Parole pensierose

5 settembre

 

5.09.2019

Certe giornate proprio mi fanno respirare un’aria diversa da quella quotidiana che mi tiene in vita da quando mi sveglio fino a che giunge l’ora di coricarsi. Queste giornate sono diverse e sono così diverse che è un diverso bello, nuovo, sempre piacevole,mai noioso, mai stancante anche se fai il viaggio più palloso della storia dei viaggi pallosi ma tu ti senti viva appena scendi il gradino di quel treno che per anni hai maledetto, in cui hai sudato come non mai, hai perso ossigeno rischiando di rimanere intrappolata tra le mani, gambe e teste di sconosciuti come te in preda al caldo e al sovraffollamento imbarazzante.

Quando giungi a destinazione ti dimentichi di tutta la fatica che hai fatto per quei 56 minuti perché appena tocchi il suolo della meta è come quando, nei film, arriva il momento in cui la lacrima della protagonista cade a terra e per magia tutto si azzera e spezza l’incantesimo malefico che teneva imprigionato l’amore della sua vita o semplicemente se stessa. Così scendi, arrivi, cammini e cammini finché i piedi non ti fanno male ma va benissimo così, il bello di queste giornate sta proprio li, nell’assaporare ogni nota anche se imperfetta e non programmata, tutto fa parte della meraviglia del sentirsi vivi e sentirsi finalmente bene, dopo un mare di angosce, sensazioni negative e dispiaceri lasciati appesi ai muri. Quelle ci sono ed è anche difficile poi sciacquarle via dalla pelle che le ha assorbite come una spugna – a tratti abrasiva – che ti ha resa vulnerabile e debole agli occhi altrui e in fondo lo sei spesso ma ti ripeto, va benissimo così, fa parte della tua storia e queste giornate se ne dimenticano appena respiri quest’aria diversa.
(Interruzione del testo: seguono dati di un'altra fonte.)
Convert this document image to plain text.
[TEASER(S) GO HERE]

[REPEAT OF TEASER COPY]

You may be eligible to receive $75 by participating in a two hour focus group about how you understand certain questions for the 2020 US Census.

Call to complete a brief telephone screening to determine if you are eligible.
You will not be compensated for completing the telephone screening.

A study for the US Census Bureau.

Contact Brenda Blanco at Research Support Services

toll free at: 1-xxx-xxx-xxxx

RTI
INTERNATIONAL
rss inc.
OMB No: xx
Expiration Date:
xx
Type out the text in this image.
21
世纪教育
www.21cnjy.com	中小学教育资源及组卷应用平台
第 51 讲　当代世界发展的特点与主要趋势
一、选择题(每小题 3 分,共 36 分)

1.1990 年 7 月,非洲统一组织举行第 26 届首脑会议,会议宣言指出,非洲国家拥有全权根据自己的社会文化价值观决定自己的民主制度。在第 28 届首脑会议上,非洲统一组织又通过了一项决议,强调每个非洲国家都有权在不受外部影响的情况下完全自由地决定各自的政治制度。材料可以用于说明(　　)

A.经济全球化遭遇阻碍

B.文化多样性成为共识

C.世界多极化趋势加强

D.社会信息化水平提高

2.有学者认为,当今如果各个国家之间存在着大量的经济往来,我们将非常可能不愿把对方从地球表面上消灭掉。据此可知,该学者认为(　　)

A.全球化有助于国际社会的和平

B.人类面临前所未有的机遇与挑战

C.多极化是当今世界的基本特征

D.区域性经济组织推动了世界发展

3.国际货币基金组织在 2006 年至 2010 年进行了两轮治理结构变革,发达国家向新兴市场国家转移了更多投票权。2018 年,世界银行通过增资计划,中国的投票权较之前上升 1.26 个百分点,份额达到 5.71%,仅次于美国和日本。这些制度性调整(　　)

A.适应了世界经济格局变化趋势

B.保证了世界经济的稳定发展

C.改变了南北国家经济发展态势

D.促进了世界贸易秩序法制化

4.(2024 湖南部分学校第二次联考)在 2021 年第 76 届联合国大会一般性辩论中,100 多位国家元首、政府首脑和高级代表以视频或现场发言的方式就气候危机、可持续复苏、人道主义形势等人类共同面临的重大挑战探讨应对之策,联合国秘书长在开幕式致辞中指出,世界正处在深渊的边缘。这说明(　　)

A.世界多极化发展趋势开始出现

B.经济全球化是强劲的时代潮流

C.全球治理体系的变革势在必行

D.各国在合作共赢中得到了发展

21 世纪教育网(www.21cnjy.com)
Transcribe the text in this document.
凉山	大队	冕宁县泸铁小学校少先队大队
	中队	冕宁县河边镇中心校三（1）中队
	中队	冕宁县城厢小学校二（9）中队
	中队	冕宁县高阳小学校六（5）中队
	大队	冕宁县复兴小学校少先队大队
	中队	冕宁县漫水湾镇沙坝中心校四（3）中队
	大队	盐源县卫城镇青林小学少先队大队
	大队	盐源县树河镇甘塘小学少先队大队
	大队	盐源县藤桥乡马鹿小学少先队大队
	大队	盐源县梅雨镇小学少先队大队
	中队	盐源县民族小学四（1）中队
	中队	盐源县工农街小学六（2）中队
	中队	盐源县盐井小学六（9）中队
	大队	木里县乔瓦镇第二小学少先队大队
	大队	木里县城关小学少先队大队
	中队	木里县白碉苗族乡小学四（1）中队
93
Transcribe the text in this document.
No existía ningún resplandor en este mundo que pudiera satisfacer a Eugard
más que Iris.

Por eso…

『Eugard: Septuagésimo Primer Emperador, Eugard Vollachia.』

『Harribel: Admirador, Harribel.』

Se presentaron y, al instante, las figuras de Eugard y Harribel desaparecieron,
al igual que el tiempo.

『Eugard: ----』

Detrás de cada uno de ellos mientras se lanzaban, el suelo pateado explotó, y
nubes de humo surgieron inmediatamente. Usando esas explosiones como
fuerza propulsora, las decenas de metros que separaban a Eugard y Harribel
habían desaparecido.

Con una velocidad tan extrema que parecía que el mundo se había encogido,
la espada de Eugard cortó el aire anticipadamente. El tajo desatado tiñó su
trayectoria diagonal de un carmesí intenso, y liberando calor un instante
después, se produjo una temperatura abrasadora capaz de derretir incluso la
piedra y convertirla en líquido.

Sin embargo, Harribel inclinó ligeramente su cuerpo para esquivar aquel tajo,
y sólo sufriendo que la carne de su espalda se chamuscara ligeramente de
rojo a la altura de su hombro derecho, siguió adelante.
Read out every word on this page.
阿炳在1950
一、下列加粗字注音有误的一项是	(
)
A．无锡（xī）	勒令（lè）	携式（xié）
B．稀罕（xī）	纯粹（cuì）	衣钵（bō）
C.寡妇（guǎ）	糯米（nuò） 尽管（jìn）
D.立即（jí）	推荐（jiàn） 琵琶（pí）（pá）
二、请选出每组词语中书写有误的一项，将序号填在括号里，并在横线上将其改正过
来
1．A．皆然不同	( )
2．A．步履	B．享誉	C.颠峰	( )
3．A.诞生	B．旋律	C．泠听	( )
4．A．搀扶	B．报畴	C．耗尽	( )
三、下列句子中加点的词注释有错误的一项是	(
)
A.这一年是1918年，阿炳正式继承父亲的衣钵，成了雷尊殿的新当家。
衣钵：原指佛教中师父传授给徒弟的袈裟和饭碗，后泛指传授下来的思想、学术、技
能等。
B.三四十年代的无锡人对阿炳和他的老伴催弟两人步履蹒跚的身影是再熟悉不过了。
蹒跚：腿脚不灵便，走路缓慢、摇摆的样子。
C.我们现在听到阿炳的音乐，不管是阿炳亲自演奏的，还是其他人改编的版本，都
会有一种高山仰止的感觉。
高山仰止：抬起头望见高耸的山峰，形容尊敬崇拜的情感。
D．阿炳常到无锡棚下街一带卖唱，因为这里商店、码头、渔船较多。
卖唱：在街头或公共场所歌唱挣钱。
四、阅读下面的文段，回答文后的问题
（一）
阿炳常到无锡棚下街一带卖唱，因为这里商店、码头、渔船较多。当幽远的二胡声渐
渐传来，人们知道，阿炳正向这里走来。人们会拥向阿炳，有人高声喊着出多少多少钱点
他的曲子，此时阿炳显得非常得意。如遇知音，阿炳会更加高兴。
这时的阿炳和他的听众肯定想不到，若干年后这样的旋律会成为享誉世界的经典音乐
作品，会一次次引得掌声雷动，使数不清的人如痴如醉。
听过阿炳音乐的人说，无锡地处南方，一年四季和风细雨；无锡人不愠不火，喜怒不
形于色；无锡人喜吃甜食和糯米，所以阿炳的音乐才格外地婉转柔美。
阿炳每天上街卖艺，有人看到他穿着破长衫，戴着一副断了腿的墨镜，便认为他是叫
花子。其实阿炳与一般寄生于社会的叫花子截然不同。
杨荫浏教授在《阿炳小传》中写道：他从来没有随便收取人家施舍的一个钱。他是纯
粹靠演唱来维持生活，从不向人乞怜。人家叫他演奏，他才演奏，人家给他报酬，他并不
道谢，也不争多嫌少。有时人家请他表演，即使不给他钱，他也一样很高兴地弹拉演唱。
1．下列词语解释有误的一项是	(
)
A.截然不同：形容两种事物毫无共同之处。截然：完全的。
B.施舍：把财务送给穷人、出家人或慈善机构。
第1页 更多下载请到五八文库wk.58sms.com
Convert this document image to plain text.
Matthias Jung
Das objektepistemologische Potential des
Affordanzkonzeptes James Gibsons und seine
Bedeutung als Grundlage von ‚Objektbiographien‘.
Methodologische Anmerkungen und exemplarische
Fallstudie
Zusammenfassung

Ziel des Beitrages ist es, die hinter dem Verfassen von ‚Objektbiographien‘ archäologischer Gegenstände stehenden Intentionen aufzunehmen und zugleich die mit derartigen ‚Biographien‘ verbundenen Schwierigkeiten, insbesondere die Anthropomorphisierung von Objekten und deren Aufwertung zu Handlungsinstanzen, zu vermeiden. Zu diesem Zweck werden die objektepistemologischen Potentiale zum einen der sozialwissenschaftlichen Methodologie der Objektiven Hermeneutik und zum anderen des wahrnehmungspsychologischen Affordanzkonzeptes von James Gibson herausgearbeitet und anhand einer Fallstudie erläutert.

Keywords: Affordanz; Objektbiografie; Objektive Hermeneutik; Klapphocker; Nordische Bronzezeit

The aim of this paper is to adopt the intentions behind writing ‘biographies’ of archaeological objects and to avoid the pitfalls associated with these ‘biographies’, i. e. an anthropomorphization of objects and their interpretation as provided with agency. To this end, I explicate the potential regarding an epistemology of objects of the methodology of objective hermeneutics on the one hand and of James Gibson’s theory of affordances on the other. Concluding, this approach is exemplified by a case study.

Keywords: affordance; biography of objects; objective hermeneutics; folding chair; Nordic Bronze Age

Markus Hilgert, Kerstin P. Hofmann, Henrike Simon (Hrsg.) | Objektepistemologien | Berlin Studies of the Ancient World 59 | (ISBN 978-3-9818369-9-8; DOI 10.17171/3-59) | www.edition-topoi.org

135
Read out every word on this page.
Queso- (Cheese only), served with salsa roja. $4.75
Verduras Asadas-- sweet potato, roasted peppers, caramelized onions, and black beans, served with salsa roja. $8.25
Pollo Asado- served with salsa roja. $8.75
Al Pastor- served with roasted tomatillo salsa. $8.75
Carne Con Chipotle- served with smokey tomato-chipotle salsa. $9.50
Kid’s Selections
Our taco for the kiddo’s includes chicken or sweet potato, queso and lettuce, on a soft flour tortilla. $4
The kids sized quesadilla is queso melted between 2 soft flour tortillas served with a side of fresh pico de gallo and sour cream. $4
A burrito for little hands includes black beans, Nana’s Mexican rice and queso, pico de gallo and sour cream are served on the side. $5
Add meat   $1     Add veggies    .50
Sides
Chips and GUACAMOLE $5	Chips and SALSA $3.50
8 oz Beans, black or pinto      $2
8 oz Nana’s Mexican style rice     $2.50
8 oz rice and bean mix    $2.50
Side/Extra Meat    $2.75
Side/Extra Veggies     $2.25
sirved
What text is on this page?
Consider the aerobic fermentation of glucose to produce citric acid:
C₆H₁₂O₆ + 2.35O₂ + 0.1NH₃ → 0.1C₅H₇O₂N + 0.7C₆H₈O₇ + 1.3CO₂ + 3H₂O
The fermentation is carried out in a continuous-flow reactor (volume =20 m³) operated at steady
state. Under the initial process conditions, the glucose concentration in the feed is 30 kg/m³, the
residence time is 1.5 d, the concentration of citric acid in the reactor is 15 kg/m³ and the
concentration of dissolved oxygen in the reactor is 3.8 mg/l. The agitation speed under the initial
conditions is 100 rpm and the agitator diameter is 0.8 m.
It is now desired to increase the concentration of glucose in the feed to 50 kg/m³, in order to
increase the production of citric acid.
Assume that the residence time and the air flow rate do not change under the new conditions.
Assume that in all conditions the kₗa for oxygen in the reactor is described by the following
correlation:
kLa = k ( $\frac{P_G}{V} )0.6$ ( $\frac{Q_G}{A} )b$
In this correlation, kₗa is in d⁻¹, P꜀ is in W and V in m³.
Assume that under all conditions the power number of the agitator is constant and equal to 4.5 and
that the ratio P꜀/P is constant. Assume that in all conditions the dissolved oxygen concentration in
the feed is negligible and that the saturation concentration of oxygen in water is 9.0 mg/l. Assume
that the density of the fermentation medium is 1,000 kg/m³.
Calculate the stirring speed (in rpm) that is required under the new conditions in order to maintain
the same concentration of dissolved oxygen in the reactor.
Perché poi sono le persone che ti fanno sentire così e ti senti al caldo quando le vedi, anche se per poco, anche se per un singolo abbraccio (che a volte è pure collettivo ed è anche più caldo in quei momenti); le persone ti aiutano a sentirti meno sola e anche un po’ meno strana e poi vederle ridere insieme a te ti riempie il cuore e ridere di gusto sulle cavolate e piangere dall’emozione per un “ti voglio bene”, raccontarsi aneddoti e sperare di riviverli, davanti a una bevuta tutti insieme o solo in coppia. Ricordarsi delle cose belle è la chiave per ossigenare mente, corpo e cuore, aggrapparsi a quegli attimi che anche se piccoli e fugaci e super attivi ti consentono di prenderli per mano, giocarci a nascondino, spolverarli, renderli vivi ogni volta che ne sentirai il bisogno. Ricordati, aggrappati, non mollare mai la presa dai momenti che ti regalano queste giornate e falle tue, come quando riguardi delle vecchie foto e nel farlo sorridi perché eri felice e sei felice anche adesso che scorri quelle immagini e ti ricordi dei bei momenti passati insieme – che serata quella li, da rifare assolutamente! – ti risuona nella testa, con le canzoni cantate e ballate, gli abbracci stretti e mille altre cose che ti possono completare il puzzle dell’animo che è profondo come un mare e si avvicina all’oceano, stringendosi in una rete di conchiglie speciali e riecheggia il rumore dell’acqua nelle cuffie viola che porti sempre con te.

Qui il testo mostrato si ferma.